Having a DHCPv6 client will not (and should not) interfere with SLAAC in any way since Router Advertisements will inform clients as to whether or not there is a running DHCPv6 server - any router that is indicating in RAs that it is running a DHCPv6 server when it in fact is not is effectively *broken* (or criminally misconfigured) and is something that needs to be fixed at source, not worked-around by default-disabling DHCPv6 for everyone else.
In this case the IPv6 implementation, used in openSUSE, does not properly use the Router Advertisement, when DHCP6 is active. Right at the start of the network service I have seen a Router Solicitation on which a Router Advertisement follows. However this advertisement, with the global IPv6 prefix, is ignored. A second Solicitation and following advertisement is seen and ignored. After that no Solicitation and Advertisement is seen. Only after about 10 minutes an unsolicited Router Advertisement is seen and at that moment the system establishes a global IPv6 address. Without enabling DHCP6 the system gets its global IPv6 address a few seconds after starting the network. See the bug report https://bugzilla.novell.com/show_bug.cgi?id=704666
This bug has been closed as RESOLVED and marked INVALID so I'm not really sure what conclusion you expect me to draw from it.
Additionally, the author's assertion that DHCPv6 is always stateful is also false; you can have stateless DHCPv6 for assigning DNS, NTP etcetera, one need not assign addresses with DHCPv6 at all.
I was only referring to Stateless _Address_ Allocation. Currently, with IPv4 still around, these other allocations are less important in my view. The received Router Advertisement, also contains other data apart from the global prefix, information on a Recursive DNS Server, the MTU and Source link- layer address.

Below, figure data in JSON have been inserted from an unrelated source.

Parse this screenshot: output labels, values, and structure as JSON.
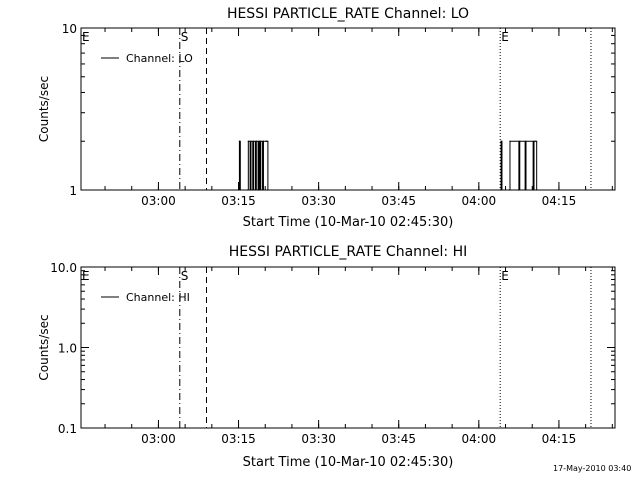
{
  "footer": {
    "timestamp": "17-May-2010 03:40"
  },
  "colors": {
    "axes": "#000000",
    "background": "#ffffff",
    "data": "#000000"
  },
  "chart_data": [
    {
      "type": "line",
      "title": "HESSI PARTICLE_RATE Channel: LO",
      "xlabel": "Start Time (10-Mar-10 02:45:30)",
      "ylabel": "Counts/sec",
      "yscale": "log",
      "xlim": [
        "02:45:30",
        "04:25:30"
      ],
      "ylim": [
        1,
        10
      ],
      "x_ticks": [
        "03:00",
        "03:15",
        "03:30",
        "03:45",
        "04:00",
        "04:15"
      ],
      "y_tick_labels": [
        "1",
        "10"
      ],
      "legend": {
        "position": "top-left",
        "entries": [
          "Channel: LO"
        ]
      },
      "series": [
        {
          "name": "Channel: LO",
          "x": [
            "03:15:00",
            "03:15:10",
            "03:15:20",
            "03:16:40",
            "03:16:50",
            "03:17:10",
            "03:17:20",
            "03:17:40",
            "03:17:50",
            "03:18:10",
            "03:18:20",
            "03:18:40",
            "03:18:50",
            "03:19:00",
            "03:19:10",
            "03:19:30",
            "03:19:40",
            "03:20:10",
            "03:20:20",
            "03:20:30",
            "04:04:00",
            "04:04:10",
            "04:04:20",
            "04:05:40",
            "04:05:50",
            "04:07:30",
            "04:07:40",
            "04:08:40",
            "04:08:50",
            "04:10:10",
            "04:10:20",
            "04:10:40",
            "04:10:50"
          ],
          "y": [
            1,
            2,
            1,
            1,
            2,
            1,
            2,
            1,
            2,
            1,
            2,
            1,
            2,
            1,
            2,
            1,
            2,
            2,
            2,
            1,
            1,
            2,
            1,
            1,
            2,
            1,
            2,
            1,
            2,
            1,
            2,
            2,
            1
          ]
        }
      ],
      "annotations": [
        {
          "label": "E",
          "time": "02:45:30",
          "linestyle": "none"
        },
        {
          "label": "S",
          "time": "03:04:00",
          "linestyle": "dash-dot"
        },
        {
          "label": "",
          "time": "03:09:00",
          "linestyle": "dashed"
        },
        {
          "label": "E",
          "time": "04:04:00",
          "linestyle": "dotted"
        },
        {
          "label": "",
          "time": "04:21:00",
          "linestyle": "dotted"
        }
      ]
    },
    {
      "type": "line",
      "title": "HESSI PARTICLE_RATE Channel: HI",
      "xlabel": "Start Time (10-Mar-10 02:45:30)",
      "ylabel": "Counts/sec",
      "yscale": "log",
      "xlim": [
        "02:45:30",
        "04:25:30"
      ],
      "ylim": [
        0.1,
        10
      ],
      "x_ticks": [
        "03:00",
        "03:15",
        "03:30",
        "03:45",
        "04:00",
        "04:15"
      ],
      "y_tick_labels": [
        "0.1",
        "1.0",
        "10.0"
      ],
      "legend": {
        "position": "top-left",
        "entries": [
          "Channel: HI"
        ]
      },
      "series": [
        {
          "name": "Channel: HI",
          "x": [],
          "y": []
        }
      ],
      "annotations": [
        {
          "label": "E",
          "time": "02:45:30",
          "linestyle": "none"
        },
        {
          "label": "S",
          "time": "03:04:00",
          "linestyle": "dash-dot"
        },
        {
          "label": "",
          "time": "03:09:00",
          "linestyle": "dashed"
        },
        {
          "label": "E",
          "time": "04:04:00",
          "linestyle": "dotted"
        },
        {
          "label": "",
          "time": "04:21:00",
          "linestyle": "dotted"
        }
      ]
    }
  ]
}
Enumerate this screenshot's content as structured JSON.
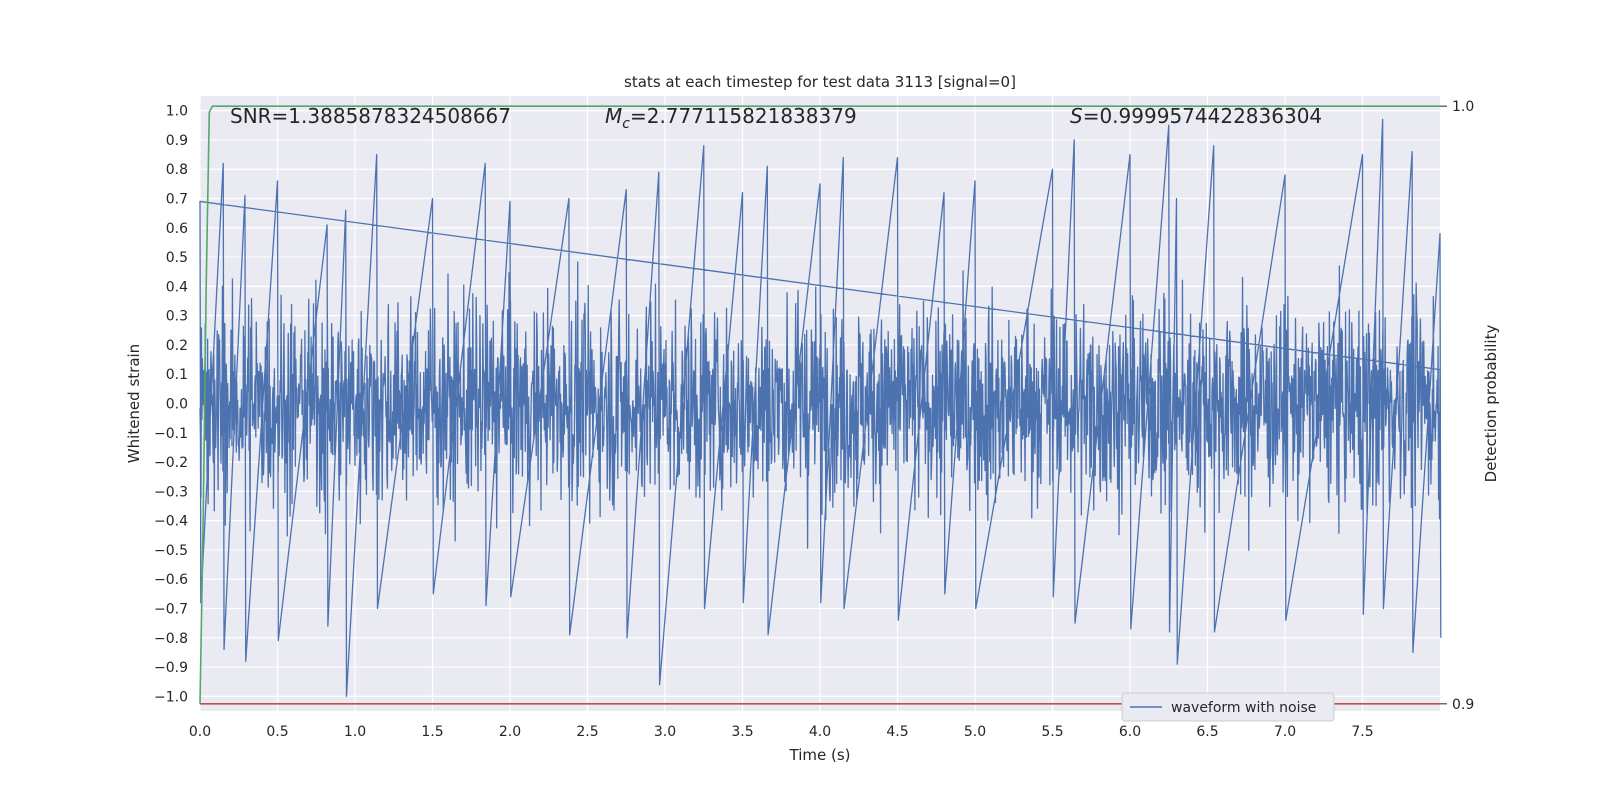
{
  "chart_data": {
    "type": "line",
    "title": "stats at each timestep for test data 3113 [signal=0]",
    "xlabel": "Time (s)",
    "ylabel": "Whitened strain",
    "y2label": "Detection probability",
    "xlim": [
      0.0,
      8.0
    ],
    "ylim": [
      -1.05,
      1.05
    ],
    "y2lim": [
      0.8988,
      1.0017
    ],
    "x_ticks": [
      "0.0",
      "0.5",
      "1.0",
      "1.5",
      "2.0",
      "2.5",
      "3.0",
      "3.5",
      "4.0",
      "4.5",
      "5.0",
      "5.5",
      "6.0",
      "6.5",
      "7.0",
      "7.5"
    ],
    "y_ticks": [
      "1.0",
      "0.9",
      "0.8",
      "0.7",
      "0.6",
      "0.5",
      "0.4",
      "0.3",
      "0.2",
      "0.1",
      "0.0",
      "−0.1",
      "−0.2",
      "−0.3",
      "−0.4",
      "−0.5",
      "−0.6",
      "−0.7",
      "−0.8",
      "−0.9",
      "−1.0"
    ],
    "y2_ticks": [
      "1.0",
      "0.9"
    ],
    "grid": true,
    "legend_position": "lower-right",
    "annotations": {
      "snr": "SNR=1.3885878324508667",
      "mc_symbol": "M",
      "mc_sub": "c",
      "mc_value": "=2.777115821838379",
      "s_symbol": "S",
      "s_value": "=0.9999574422836304"
    },
    "series": [
      {
        "name": "waveform with noise",
        "color": "#4c72b0",
        "description_note": "noisy whitened strain signal sampled densely from 0 to 8 s",
        "x_range": [
          0.0,
          8.0
        ],
        "envelope": [
          {
            "x": 0.0,
            "min": -0.68,
            "max": 0.69
          },
          {
            "x": 0.15,
            "min": -0.84,
            "max": 0.82
          },
          {
            "x": 0.29,
            "min": -0.88,
            "max": 0.71
          },
          {
            "x": 0.5,
            "min": -0.81,
            "max": 0.76
          },
          {
            "x": 0.82,
            "min": -0.76,
            "max": 0.61
          },
          {
            "x": 0.94,
            "min": -1.0,
            "max": 0.66
          },
          {
            "x": 1.14,
            "min": -0.7,
            "max": 0.85
          },
          {
            "x": 1.5,
            "min": -0.65,
            "max": 0.7
          },
          {
            "x": 1.84,
            "min": -0.69,
            "max": 0.82
          },
          {
            "x": 2.0,
            "min": -0.66,
            "max": 0.69
          },
          {
            "x": 2.38,
            "min": -0.79,
            "max": 0.7
          },
          {
            "x": 2.75,
            "min": -0.8,
            "max": 0.73
          },
          {
            "x": 2.96,
            "min": -0.96,
            "max": 0.79
          },
          {
            "x": 3.25,
            "min": -0.7,
            "max": 0.88
          },
          {
            "x": 3.5,
            "min": -0.68,
            "max": 0.72
          },
          {
            "x": 3.66,
            "min": -0.79,
            "max": 0.81
          },
          {
            "x": 4.0,
            "min": -0.68,
            "max": 0.75
          },
          {
            "x": 4.15,
            "min": -0.7,
            "max": 0.84
          },
          {
            "x": 4.5,
            "min": -0.74,
            "max": 0.84
          },
          {
            "x": 4.8,
            "min": -0.65,
            "max": 0.72
          },
          {
            "x": 5.0,
            "min": -0.7,
            "max": 0.76
          },
          {
            "x": 5.5,
            "min": -0.66,
            "max": 0.8
          },
          {
            "x": 5.64,
            "min": -0.75,
            "max": 0.9
          },
          {
            "x": 6.0,
            "min": -0.77,
            "max": 0.85
          },
          {
            "x": 6.25,
            "min": -0.78,
            "max": 0.95
          },
          {
            "x": 6.3,
            "min": -0.89,
            "max": 0.7
          },
          {
            "x": 6.54,
            "min": -0.78,
            "max": 0.88
          },
          {
            "x": 7.0,
            "min": -0.74,
            "max": 0.78
          },
          {
            "x": 7.5,
            "min": -0.72,
            "max": 0.85
          },
          {
            "x": 7.63,
            "min": -0.7,
            "max": 0.97
          },
          {
            "x": 7.82,
            "min": -0.85,
            "max": 0.86
          },
          {
            "x": 8.0,
            "min": -0.8,
            "max": 0.58
          }
        ]
      },
      {
        "color": "#55a868",
        "axis": "right",
        "x": [
          0.0,
          0.02,
          0.04,
          0.06,
          0.08,
          0.2,
          8.0
        ],
        "values": [
          0.9,
          0.93,
          0.97,
          0.999,
          1.0,
          1.0,
          1.0
        ]
      },
      {
        "color": "#c44e52",
        "axis": "right",
        "x": [
          0.0,
          8.0
        ],
        "values": [
          0.9,
          0.9
        ]
      }
    ]
  }
}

it *may* contain that information; it depends on the RA implementation; older versions of radvd for example are not capable of RDNSSD - additionally, since some clients also do not support RDNSSD, it can be preferable to include all such information in DHCPv6 - either way, anyone running a network where they have expressly disabled SLAAC for the purposes of ensuring DHCPv6 only assignments (which may be necessary for accounting, hostname assignments or firewall policies) will have an issue if OpenSUSE clients are coming with DHCPv6 disabled. Considering most other distros and operating systems are providing DHCPv6 clients by default, I don't think this is a road anyone should be taking OpenSUSE down.